Все обернулись ко мне.
— Правда? — спросили в один голос Брюханов и Оскар Петрович.
— Правда! — отвечал я.— По рассказу Самойлы Иваныча я догадываюсь, что человек в шляпе и с тросточкой, встреченный им в Инясеве, действительно, мой приятель.
— Позвольте, позвольте! — перебил меня Оскар Петрович.— Так это и я слышал про этого господина. Действительно, теперь я припоминаю, мне о нем говорили. Действительно, он ходит по деревням, по трактирам, по хуторам и собирает какие-то сведения. Я даже сам видел его, только издали.
— Но кто же он такой? — спросил Степан Иваныч.
— Я тоже хотел вас об этом спросить,— подхватил Оскар Петрович.
Я назвал его фамилию.
— Ах, позвольте! — перебил меня Оскар Петрович.— Не его ли имя встречается иногда в журналах?
— Да, он пишет.
— Читал, читал! — перебил меня Оскар Петрович.— Пишет недурно, стиль хороший, читается легко.
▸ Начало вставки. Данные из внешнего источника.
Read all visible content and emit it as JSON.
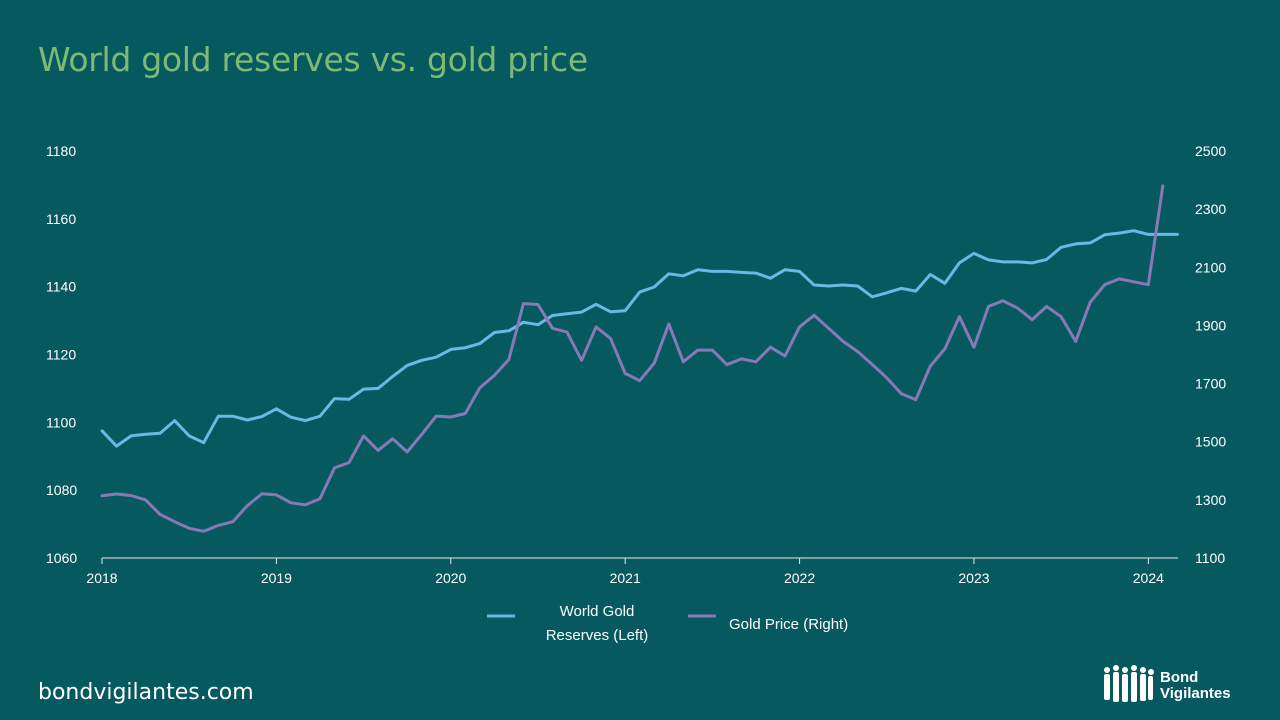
{
  "title": "World gold reserves vs. gold price",
  "footer": {
    "site": "bondvigilantes.com",
    "brand_line1": "Bond",
    "brand_line2": "Vigilantes"
  },
  "colors": {
    "background": "#065a5f",
    "title": "#7dbb72",
    "reserves": "#6ab8e6",
    "price": "#8878b8"
  },
  "chart_data": {
    "type": "line",
    "title": "World gold reserves vs. gold price",
    "x_axis": {
      "ticks": [
        "2018",
        "2019",
        "2020",
        "2021",
        "2022",
        "2023",
        "2024"
      ],
      "range": [
        2018.0,
        2024.17
      ]
    },
    "y_left": {
      "range": [
        1060,
        1180
      ],
      "ticks": [
        "1060",
        "1080",
        "1100",
        "1120",
        "1140",
        "1160",
        "1180"
      ]
    },
    "y_right": {
      "range": [
        1100,
        2500
      ],
      "ticks": [
        "1100",
        "1300",
        "1500",
        "1700",
        "1900",
        "2100",
        "2300",
        "2500"
      ]
    },
    "legend_position": "bottom",
    "series": [
      {
        "name": "World Gold Reserves (Left)",
        "legend_lines": [
          "World Gold",
          "Reserves (Left)"
        ],
        "axis": "left",
        "x_start": 2018.0,
        "x_step": 0.08333,
        "values": [
          1097.5,
          1093,
          1096,
          1096.5,
          1096.8,
          1100.5,
          1096,
          1094,
          1101.8,
          1101.8,
          1100.7,
          1101.7,
          1104,
          1101.5,
          1100.5,
          1101.8,
          1107,
          1106.8,
          1109.8,
          1110,
          1113.5,
          1116.8,
          1118.3,
          1119.2,
          1121.5,
          1122,
          1123.2,
          1126.5,
          1127,
          1129.5,
          1128.8,
          1131.5,
          1132,
          1132.5,
          1134.8,
          1132.6,
          1132.9,
          1138.4,
          1139.9,
          1143.8,
          1143.2,
          1145,
          1144.5,
          1144.5,
          1144.2,
          1144,
          1142.5,
          1145,
          1144.5,
          1140.5,
          1140.2,
          1140.5,
          1140.2,
          1137,
          1138.2,
          1139.5,
          1138.7,
          1143.6,
          1141,
          1147,
          1149.8,
          1147.9,
          1147.3,
          1147.3,
          1147,
          1148,
          1151.6,
          1152.6,
          1152.9,
          1155.3,
          1155.8,
          1156.5,
          1155.4,
          1155.4,
          1155.4
        ]
      },
      {
        "name": "Gold Price (Right)",
        "legend_lines": [
          "Gold Price (Right)"
        ],
        "axis": "right",
        "x_start": 2018.0,
        "x_step": 0.08333,
        "values": [
          1314,
          1320,
          1315,
          1300,
          1250,
          1225,
          1202,
          1192,
          1212,
          1225,
          1280,
          1321,
          1317,
          1290,
          1283,
          1304,
          1410,
          1428,
          1520,
          1470,
          1510,
          1465,
          1525,
          1588,
          1585,
          1597,
          1685,
          1728,
          1783,
          1975,
          1972,
          1890,
          1877,
          1780,
          1895,
          1855,
          1735,
          1710,
          1770,
          1905,
          1775,
          1815,
          1815,
          1765,
          1785,
          1775,
          1825,
          1795,
          1895,
          1935,
          1890,
          1845,
          1810,
          1766,
          1720,
          1665,
          1645,
          1760,
          1820,
          1930,
          1825,
          1965,
          1985,
          1960,
          1920,
          1965,
          1930,
          1845,
          1980,
          2040,
          2060,
          2050,
          2040,
          2380
        ]
      }
    ]
  }
}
Но, воля ваша, видно по всему, что быт народный знает поверхностно. Однако дело не в том, а вот в чем. Вы знаете, что ваш приятель очень заинтересовал нашего станового, господина Абрикосова?
— Чем же? — спросил я.
— Своими беседами с крестьянами…
Степан Иваныч сомнительно покачал головой, вздохнул и потом вдруг, оборотись к Самойле Иванычу, все еще почтительно стоявшему посреди комнаты с подносом в руках, спросил:
— А что, на мельнице-то у нас барин-то этот не был?
— Не бывали-с.
— То-то, то-то! Ты тогда доложи.
— Первым долгом-с.
— А покамест давай-ка нам чайку.
Собрав стаканы, Самойла Иваныч мелкой, но быстрой походкой вышел из комнаты.
— Брильянт! — проговорил Степан Иваныч и, озаренный какою-то особенно восторженной улыбкой, кивнул головой по направлению к двери, за которою скрылся Самойла Иваныч.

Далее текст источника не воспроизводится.